If the rocket launcher bothers you, we can think about it differently. I am standing still, and I see see a rocket off to my left and about 162,000 miles away, screaming towards me at .9c. And off to my right, there's another rocket also traveling towards me at .9c and about 162,000 miles away. Because something moving at .9c covers about 162,000 miles in a second, the two rockets will pass each other in opposite directions right under my nose in about one second and then apart in opposite directions, each moving at .9c relative to me.

But that's .9c relative to me. Someone on one of the rockets will see me moving away at .9c and the other rocket moving away at .99995c (thanks to PAllen for doing the math). And if you want to take me out of the problem completely, then there's no .9c anywhere, just two rockets moving apart from each other at .99995c.
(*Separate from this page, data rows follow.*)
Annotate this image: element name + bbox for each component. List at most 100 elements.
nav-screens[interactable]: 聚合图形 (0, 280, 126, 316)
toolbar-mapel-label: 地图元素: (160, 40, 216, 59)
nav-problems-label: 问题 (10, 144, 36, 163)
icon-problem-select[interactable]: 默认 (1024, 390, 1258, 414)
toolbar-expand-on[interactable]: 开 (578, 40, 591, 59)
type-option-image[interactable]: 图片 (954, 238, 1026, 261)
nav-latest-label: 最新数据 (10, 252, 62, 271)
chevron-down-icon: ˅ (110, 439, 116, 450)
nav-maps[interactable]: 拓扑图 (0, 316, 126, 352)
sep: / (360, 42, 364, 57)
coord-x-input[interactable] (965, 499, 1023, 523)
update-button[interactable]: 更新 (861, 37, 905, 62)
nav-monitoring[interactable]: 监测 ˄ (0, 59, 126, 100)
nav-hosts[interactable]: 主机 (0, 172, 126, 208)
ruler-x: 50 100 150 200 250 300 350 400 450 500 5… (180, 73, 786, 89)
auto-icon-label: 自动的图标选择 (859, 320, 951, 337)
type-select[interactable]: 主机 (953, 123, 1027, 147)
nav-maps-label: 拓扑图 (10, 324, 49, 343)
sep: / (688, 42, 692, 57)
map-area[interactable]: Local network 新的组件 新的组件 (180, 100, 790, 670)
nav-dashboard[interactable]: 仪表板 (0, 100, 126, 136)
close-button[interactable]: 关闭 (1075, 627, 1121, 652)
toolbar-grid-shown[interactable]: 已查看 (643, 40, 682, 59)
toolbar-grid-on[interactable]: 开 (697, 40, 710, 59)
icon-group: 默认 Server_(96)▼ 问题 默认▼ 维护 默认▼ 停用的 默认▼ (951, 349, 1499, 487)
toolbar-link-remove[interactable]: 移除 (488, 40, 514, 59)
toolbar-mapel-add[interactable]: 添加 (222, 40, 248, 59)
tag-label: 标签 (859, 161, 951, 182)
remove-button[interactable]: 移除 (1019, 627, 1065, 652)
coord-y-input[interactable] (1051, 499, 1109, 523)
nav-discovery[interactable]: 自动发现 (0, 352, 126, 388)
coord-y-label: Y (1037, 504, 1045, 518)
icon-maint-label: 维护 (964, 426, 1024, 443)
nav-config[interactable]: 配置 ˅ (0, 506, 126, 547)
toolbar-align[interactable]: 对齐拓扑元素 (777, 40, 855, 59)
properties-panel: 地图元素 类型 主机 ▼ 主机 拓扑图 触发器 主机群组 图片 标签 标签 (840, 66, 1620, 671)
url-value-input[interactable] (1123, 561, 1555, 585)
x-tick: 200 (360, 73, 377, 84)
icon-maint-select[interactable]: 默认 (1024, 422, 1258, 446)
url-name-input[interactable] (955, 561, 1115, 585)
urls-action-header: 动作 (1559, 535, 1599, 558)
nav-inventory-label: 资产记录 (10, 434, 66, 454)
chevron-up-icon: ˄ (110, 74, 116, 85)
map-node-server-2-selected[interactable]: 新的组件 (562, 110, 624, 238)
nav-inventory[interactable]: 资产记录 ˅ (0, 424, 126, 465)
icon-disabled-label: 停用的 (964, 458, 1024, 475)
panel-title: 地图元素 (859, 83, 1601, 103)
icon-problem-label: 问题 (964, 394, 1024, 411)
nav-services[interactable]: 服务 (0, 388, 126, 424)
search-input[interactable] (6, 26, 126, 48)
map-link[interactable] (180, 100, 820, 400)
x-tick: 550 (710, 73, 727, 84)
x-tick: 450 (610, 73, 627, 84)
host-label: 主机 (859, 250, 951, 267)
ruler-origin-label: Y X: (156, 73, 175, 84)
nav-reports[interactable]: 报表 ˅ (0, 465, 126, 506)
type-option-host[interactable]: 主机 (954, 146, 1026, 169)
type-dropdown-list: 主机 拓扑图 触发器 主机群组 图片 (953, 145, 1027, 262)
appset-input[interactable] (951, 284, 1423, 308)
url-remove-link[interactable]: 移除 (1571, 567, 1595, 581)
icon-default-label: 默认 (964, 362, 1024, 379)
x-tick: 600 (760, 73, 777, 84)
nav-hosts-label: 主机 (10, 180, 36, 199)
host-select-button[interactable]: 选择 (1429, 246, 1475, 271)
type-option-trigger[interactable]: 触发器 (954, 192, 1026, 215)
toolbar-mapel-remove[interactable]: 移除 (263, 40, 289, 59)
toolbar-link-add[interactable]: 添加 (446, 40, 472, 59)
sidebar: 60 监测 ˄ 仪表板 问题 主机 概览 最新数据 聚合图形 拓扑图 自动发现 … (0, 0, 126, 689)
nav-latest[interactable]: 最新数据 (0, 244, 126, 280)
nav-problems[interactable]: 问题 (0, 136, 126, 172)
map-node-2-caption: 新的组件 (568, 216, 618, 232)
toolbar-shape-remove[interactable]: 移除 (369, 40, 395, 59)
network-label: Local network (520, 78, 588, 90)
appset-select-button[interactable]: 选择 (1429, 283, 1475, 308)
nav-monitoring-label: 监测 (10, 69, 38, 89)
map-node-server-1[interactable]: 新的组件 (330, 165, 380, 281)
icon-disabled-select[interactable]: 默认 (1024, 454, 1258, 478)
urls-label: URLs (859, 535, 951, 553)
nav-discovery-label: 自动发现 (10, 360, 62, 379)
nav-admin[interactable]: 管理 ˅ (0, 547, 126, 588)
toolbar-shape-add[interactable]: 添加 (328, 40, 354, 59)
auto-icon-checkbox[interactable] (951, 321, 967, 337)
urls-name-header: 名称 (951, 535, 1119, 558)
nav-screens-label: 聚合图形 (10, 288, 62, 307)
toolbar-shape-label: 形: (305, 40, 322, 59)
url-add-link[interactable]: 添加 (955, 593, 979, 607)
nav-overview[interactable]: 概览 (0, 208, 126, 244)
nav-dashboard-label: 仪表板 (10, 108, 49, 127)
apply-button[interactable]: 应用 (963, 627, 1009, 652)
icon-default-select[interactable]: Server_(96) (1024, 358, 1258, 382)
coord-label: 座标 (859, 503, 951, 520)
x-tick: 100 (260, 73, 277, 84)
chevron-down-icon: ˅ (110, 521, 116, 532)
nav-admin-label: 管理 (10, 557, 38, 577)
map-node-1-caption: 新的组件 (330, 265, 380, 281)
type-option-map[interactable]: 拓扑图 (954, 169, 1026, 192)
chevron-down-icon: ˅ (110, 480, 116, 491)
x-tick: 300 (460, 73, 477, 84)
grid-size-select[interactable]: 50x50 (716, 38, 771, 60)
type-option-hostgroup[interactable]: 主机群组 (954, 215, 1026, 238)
 A slightly different version of Nugatory's rocket launchers is for the rockets to leave at say 100,000 miles/sec, such that the combined speed is 200,000 miles/sec, which is faster than the speed of light. Only somebody riding the rocket will only see the other rocket moving at 155,000 miles/sec. At very near the speed of light, that Nugatory used, the man on the rocket still only sees the other rocket going very near the speed of light, not more. That's how the addition of velocities work.